Prediction of extreme events in the OFC model on a small world network

TL;DR

This paper demonstrates that in a finite-size small world network modeled by the OFC model, it is possible to probabilistically predict extreme events due to finite size effects, despite the inherent unpredictability in infinite systems.

Contribution

It reveals that finite size effects enable probabilistic prediction of extreme events in the OFC model on small world networks, highlighting the role of system size in predictability.

Findings

Predictability increases with event magnitude and network size.

Finite systems exhibit repulsive temporal correlations of extreme events.
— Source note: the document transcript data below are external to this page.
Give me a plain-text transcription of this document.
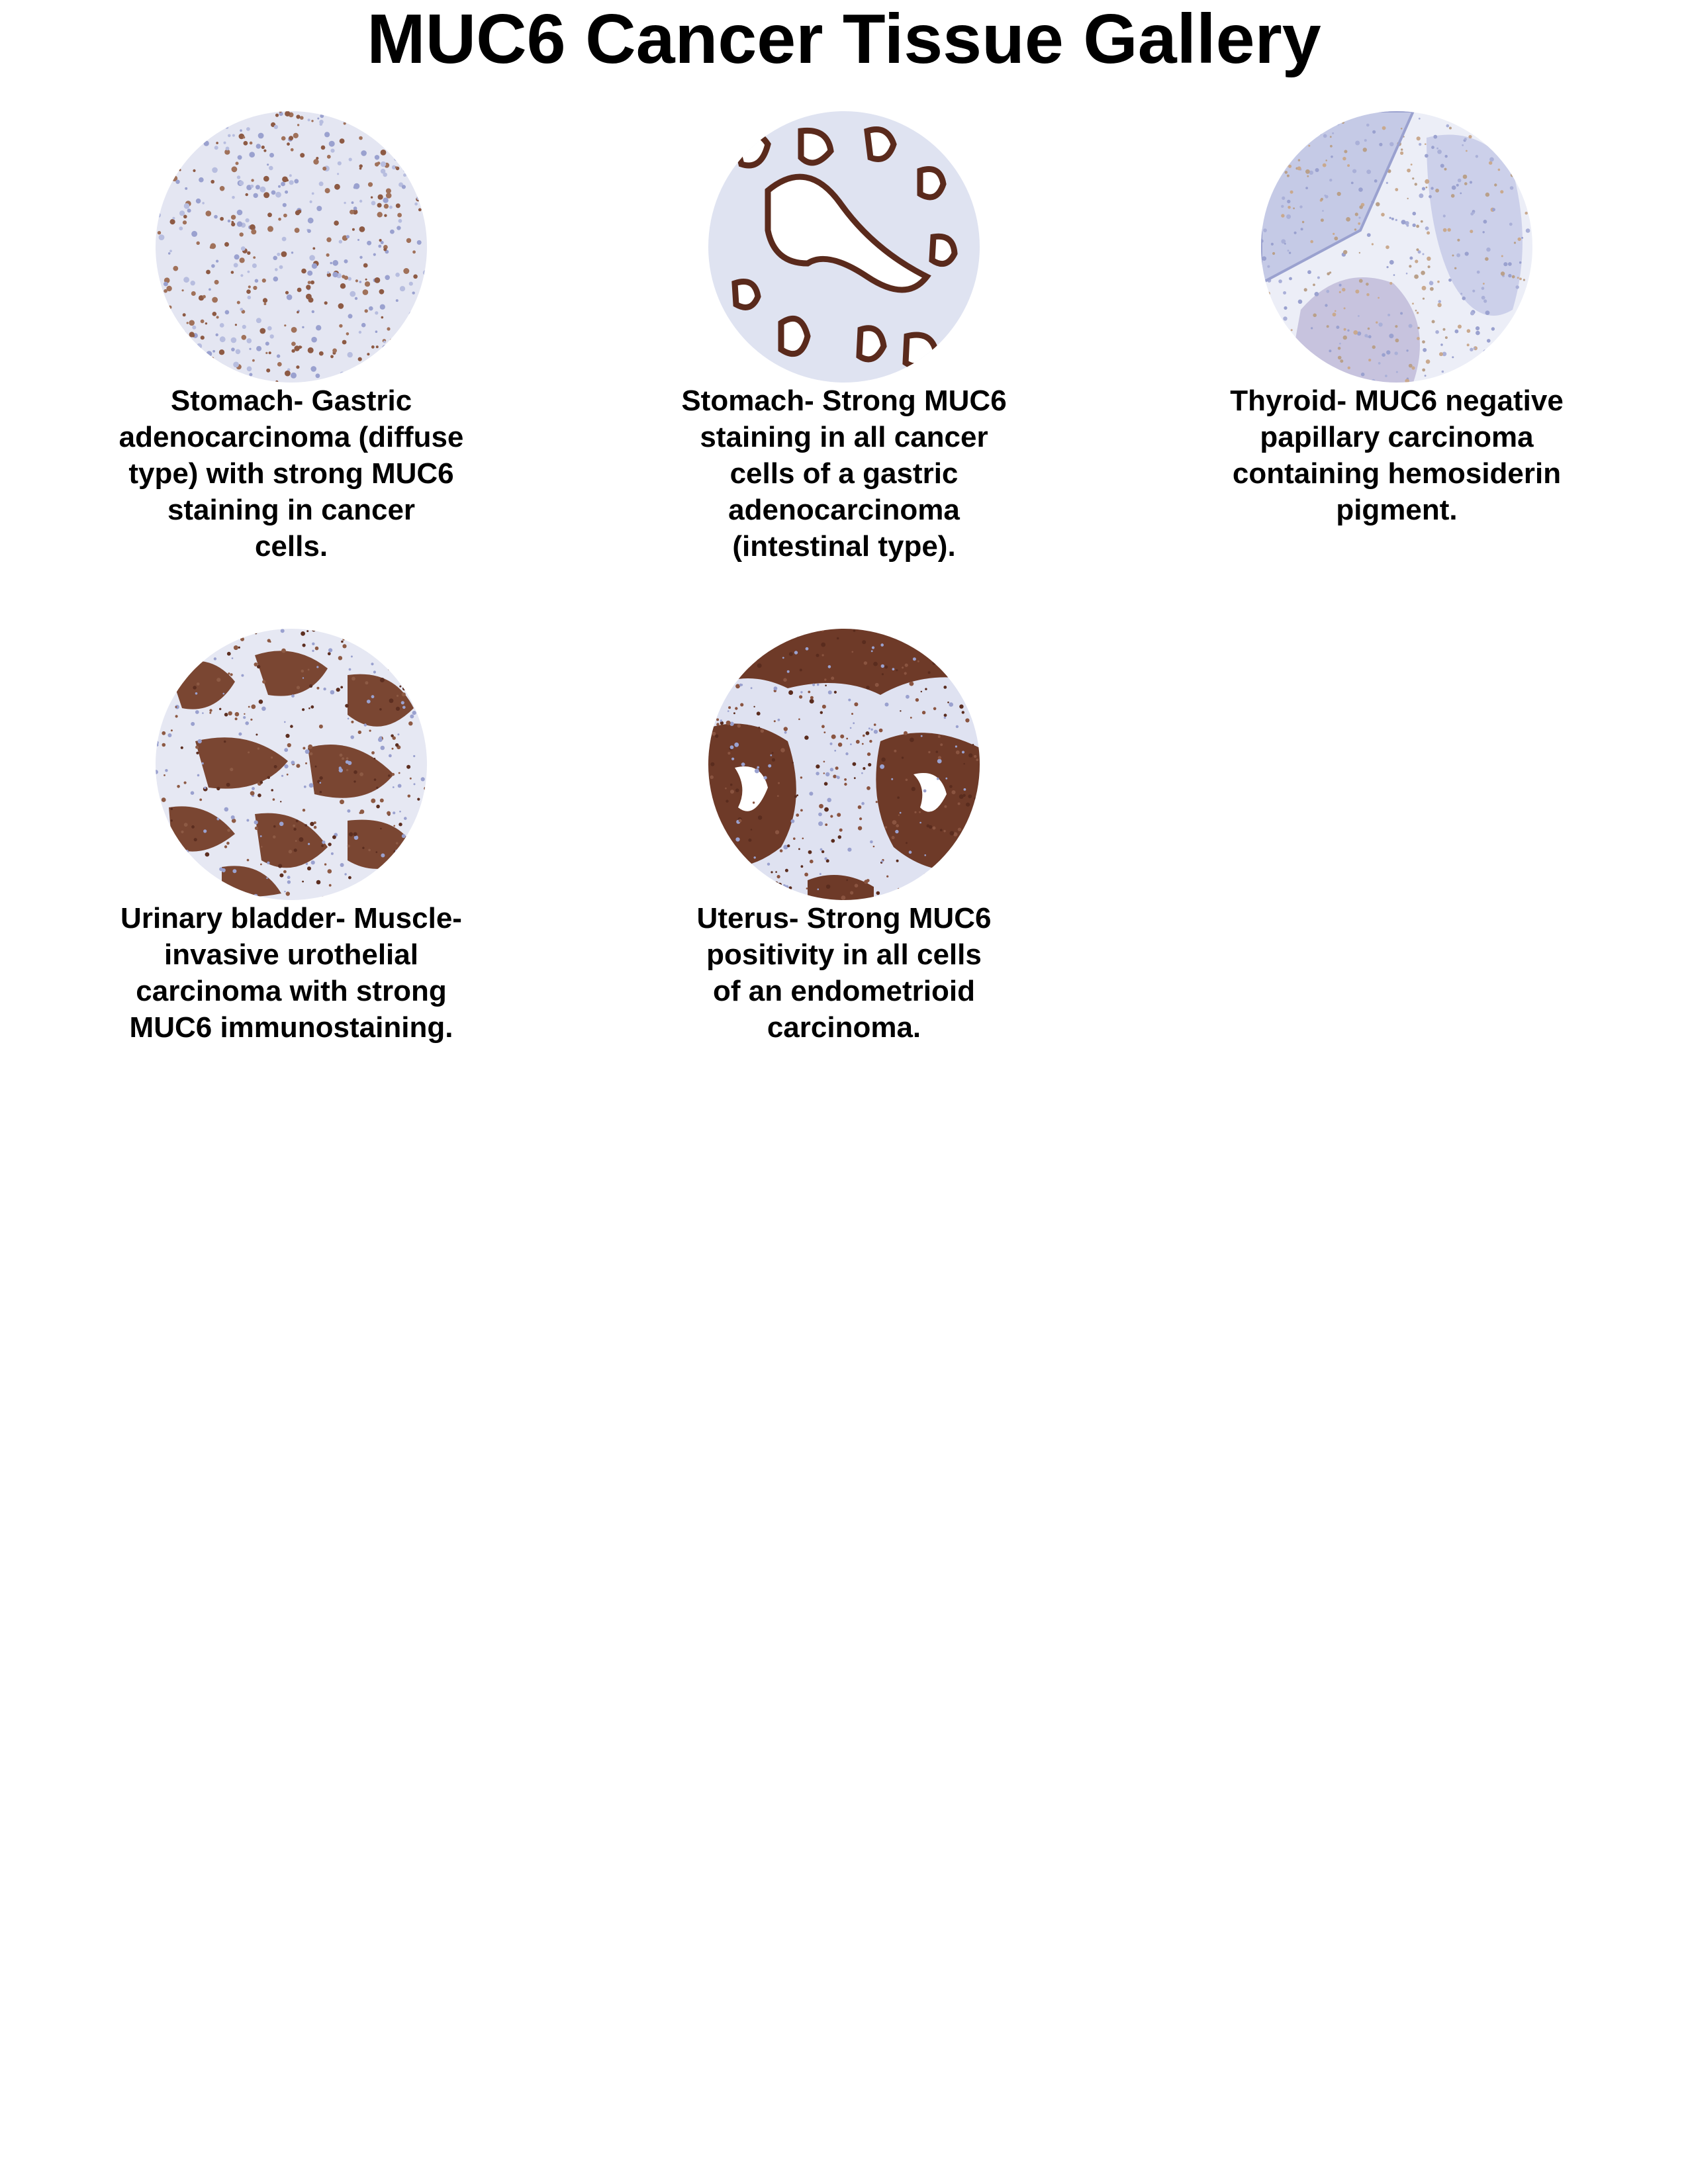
MUC6 Cancer Tissue Gallery

Stomach- Gastric
adenocarcinoma (diffuse
type) with strong MUC6
staining in cancer
cells.

Stomach- Strong MUC6
staining in all cancer
cells of a gastric
adenocarcinoma
(intestinal type).

Thyroid- MUC6 negative
papillary carcinoma
containing hemosiderin
pigment.

Urinary bladder- Muscle-
invasive urothelial
carcinoma with strong
MUC6 immunostaining.

Uterus- Strong MUC6
positivity in all cells
of an endometrioid
carcinoma.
Prediction robustness persists even with limited data.

Abstract

We investigate the predictability of extreme events in a dissipative Olami-Feder-Christensen model on a small world topology. Due to the mechanism of self-organized criticality, it is impossible to predict the magnitude of the next event knowing previous ones, if the system has an infinite size. However, by exploiting the finite size effects, we show that probabilistic predictions of the occurrence of extreme events in the next time step are possible in a finite system. In particular, the finiteness of the system unavoidably leads to repulsive temporal correlations of extreme events. The predictability of those is higher for larger magnitudes and for larger complex network sizes. Finally, we show that our prediction analysis is also robust by remarkably reducing the accessible number of events used to construct the optimal predictor.